Tax reliefs encourage saving through pension plans – with tax relief at up to 40% on your own savings and a tax deduction for your employer. However, contributions to tax-advantaged plans are limited and you need to be aware that:
Pensions ‘A-Day
You should also be aware on 6 April 2006 many of the current restrictions on pension savings are removed. If you are considering setting aside a substantial sum of money for investment on or after 6 April 2006, make sure you invest it somewhere where it can be working for you in the meantime.
In 2006/07, you could invest as much as you want, with tax relief up to your total earnings or £215,000 (whichever is the lesser) in your pension plan.
The general rule for pension plans is that the savings are invested in a largely tax-free environment – with capital gains and income largely escaping tax. There is therefore a tax relief on your investment and, for the most part, income and gains accrue tax-free.
Efficient Regular Saving
Because your tax-advantaged pension savings are locked in, you should consider some more accessible savings. These may not offer the same tax breaks, but the funds can be more readily available – with the timetable varying from the time it takes to make a withdrawal from your bank to the time it takes to sell an investment property – to meet any need or goal along the way to, or beyond, your retirement.
Small, regular amounts can be saved in Individual Savings Accounts (ISAs).
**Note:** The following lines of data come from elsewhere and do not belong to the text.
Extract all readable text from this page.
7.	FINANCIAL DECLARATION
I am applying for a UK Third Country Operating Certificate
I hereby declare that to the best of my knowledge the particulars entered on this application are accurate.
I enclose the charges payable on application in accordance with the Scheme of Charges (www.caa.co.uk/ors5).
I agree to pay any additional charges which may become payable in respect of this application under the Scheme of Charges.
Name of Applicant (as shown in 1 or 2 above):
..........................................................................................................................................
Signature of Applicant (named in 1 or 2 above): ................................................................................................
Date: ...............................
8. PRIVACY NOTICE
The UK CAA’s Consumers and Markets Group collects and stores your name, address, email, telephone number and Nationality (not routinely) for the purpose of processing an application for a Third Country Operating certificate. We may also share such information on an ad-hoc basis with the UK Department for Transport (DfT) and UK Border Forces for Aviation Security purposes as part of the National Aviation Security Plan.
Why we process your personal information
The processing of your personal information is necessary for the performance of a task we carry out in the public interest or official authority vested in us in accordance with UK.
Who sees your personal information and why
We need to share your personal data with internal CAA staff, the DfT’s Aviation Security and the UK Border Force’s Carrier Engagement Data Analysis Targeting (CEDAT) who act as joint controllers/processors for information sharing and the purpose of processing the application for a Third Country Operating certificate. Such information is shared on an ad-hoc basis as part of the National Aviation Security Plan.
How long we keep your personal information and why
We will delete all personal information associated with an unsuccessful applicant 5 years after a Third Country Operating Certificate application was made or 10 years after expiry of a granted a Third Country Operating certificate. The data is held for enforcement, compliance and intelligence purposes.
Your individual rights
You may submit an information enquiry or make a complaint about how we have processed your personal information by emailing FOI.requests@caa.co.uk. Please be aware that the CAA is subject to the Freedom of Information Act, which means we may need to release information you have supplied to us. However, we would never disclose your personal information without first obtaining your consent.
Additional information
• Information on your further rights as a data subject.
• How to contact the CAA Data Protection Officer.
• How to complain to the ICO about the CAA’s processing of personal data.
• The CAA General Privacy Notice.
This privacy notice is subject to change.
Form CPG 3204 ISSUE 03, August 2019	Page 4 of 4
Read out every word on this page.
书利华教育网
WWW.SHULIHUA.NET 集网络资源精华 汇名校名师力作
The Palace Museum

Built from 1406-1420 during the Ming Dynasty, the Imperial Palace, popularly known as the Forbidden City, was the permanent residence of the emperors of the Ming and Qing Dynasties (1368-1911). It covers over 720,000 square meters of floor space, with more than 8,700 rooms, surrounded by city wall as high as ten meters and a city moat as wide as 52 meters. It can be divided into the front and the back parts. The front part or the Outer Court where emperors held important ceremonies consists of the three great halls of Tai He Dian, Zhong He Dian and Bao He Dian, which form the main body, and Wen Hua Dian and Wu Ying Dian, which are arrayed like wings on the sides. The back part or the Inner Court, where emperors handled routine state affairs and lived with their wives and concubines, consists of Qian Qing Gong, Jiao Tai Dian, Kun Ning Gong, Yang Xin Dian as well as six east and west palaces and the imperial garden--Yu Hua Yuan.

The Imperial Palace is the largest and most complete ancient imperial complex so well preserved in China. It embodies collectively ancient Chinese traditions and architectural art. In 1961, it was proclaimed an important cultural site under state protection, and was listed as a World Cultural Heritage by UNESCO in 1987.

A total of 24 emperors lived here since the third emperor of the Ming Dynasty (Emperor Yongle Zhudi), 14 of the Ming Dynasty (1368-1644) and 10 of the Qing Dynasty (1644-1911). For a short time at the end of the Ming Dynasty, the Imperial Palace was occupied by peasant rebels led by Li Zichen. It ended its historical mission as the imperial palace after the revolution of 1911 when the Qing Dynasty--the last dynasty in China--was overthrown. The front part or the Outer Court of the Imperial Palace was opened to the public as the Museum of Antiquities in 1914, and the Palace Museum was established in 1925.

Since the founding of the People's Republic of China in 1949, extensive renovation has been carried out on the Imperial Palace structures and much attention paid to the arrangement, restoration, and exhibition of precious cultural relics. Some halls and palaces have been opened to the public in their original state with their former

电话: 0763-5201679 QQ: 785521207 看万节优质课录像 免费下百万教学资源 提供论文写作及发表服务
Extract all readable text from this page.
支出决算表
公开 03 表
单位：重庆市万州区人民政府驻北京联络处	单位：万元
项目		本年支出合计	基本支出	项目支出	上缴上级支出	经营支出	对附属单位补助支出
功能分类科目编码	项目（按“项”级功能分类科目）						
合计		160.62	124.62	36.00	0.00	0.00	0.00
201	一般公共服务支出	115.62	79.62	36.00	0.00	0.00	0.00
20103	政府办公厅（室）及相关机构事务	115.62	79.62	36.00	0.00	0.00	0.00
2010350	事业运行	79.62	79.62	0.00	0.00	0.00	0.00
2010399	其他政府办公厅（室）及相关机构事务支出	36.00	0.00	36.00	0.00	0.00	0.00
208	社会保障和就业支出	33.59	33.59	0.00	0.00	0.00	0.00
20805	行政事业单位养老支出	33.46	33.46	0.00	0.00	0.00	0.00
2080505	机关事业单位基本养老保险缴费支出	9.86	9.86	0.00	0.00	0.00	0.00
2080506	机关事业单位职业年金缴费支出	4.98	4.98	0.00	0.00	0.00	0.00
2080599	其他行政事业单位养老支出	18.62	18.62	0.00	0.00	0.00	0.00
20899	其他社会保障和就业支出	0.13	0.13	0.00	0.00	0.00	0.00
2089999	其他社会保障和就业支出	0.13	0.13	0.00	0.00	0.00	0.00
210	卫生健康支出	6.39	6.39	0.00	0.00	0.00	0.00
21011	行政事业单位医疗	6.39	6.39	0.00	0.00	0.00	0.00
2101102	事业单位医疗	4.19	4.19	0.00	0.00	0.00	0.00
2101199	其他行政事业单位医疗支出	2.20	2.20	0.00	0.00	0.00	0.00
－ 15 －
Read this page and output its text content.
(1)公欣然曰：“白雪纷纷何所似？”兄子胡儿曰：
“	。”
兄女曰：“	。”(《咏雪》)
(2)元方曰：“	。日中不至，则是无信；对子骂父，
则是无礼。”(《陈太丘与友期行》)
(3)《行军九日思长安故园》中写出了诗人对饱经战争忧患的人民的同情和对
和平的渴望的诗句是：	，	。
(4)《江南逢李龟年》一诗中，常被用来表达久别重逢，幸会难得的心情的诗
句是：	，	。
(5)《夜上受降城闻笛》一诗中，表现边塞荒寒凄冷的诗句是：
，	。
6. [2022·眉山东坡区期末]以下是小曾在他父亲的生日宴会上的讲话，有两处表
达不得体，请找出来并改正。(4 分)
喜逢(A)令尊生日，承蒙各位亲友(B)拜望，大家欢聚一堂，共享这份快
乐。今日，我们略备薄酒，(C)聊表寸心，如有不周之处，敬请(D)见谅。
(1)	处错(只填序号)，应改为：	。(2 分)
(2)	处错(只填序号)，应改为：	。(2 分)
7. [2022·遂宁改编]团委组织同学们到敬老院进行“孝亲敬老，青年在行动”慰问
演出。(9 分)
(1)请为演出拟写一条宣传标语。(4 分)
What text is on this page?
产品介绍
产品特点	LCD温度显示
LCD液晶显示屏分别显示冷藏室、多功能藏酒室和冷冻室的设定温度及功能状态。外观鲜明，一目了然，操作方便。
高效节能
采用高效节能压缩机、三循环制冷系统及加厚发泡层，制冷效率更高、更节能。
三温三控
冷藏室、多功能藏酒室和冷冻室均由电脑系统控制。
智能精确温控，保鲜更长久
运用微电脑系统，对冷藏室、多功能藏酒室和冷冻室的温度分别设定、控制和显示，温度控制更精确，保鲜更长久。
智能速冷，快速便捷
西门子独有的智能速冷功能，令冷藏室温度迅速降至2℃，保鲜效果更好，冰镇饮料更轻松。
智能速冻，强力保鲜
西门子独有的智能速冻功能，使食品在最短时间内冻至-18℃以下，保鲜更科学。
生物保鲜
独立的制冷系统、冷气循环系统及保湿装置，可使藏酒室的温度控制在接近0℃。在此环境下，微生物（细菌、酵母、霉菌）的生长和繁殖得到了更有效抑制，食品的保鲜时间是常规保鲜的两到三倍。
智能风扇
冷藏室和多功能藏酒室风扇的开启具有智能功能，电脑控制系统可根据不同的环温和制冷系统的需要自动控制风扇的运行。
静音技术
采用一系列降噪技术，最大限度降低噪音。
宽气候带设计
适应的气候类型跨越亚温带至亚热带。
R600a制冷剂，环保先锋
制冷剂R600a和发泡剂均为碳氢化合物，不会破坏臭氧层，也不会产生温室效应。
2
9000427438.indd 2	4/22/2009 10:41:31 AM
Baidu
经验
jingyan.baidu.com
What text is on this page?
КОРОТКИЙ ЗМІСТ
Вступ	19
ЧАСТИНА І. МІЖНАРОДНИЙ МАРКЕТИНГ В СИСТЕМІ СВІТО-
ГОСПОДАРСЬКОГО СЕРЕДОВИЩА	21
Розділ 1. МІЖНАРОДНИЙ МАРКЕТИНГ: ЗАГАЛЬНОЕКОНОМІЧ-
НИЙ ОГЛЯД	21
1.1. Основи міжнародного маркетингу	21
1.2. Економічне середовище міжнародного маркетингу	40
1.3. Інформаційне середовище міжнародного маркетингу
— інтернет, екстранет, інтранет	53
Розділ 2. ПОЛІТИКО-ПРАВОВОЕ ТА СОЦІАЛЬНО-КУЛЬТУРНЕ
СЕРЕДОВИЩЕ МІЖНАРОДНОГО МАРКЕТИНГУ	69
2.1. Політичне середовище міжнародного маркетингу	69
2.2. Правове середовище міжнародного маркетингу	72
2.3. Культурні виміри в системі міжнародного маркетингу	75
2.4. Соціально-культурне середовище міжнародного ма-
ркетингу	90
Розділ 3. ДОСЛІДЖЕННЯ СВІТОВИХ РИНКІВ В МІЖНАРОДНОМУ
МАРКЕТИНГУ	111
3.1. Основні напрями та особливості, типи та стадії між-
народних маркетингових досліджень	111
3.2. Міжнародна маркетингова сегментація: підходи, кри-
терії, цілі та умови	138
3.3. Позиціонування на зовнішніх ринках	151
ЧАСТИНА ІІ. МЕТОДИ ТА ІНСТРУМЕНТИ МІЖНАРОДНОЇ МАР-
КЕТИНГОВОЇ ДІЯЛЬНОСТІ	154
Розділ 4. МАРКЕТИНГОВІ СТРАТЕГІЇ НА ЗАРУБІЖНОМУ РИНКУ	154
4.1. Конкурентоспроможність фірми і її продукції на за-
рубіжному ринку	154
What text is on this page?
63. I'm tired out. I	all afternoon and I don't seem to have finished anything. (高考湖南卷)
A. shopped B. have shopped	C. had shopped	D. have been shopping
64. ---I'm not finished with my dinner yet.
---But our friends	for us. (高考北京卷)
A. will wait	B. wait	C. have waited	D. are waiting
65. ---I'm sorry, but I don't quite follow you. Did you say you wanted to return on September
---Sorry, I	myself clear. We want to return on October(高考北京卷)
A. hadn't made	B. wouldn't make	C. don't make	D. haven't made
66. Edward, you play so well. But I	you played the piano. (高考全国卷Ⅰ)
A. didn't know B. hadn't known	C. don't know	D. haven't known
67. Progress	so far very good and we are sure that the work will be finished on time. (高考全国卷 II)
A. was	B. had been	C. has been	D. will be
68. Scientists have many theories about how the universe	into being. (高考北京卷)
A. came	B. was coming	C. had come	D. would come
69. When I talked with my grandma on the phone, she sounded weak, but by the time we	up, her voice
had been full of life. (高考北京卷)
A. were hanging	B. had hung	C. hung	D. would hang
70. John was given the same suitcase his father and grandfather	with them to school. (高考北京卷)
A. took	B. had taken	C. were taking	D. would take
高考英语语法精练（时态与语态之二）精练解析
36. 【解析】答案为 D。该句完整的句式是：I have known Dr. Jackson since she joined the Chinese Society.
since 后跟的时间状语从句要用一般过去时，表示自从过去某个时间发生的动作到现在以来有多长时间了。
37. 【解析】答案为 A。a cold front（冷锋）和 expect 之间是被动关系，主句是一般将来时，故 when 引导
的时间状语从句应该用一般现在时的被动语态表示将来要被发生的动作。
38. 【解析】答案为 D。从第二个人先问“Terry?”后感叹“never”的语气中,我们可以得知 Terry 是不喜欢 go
With a limit of £7,000 on annual savings, a couple could save £70,000 by the time the current limits next come under review in 2010. You have until 5 April 2006 to make your 2005/06 ISA investment. Gains and most income in an ISA are tax-free.
Regular sums can also be invested in National Savings (some products offer a tax-free return, which is particularly attractive to 40% taxpayers), banks and building societies. Those willing to accept the possibility of greater risk perhaps equalling greater reward might consider the stock market, stock market-linked investments or buy-to-let property.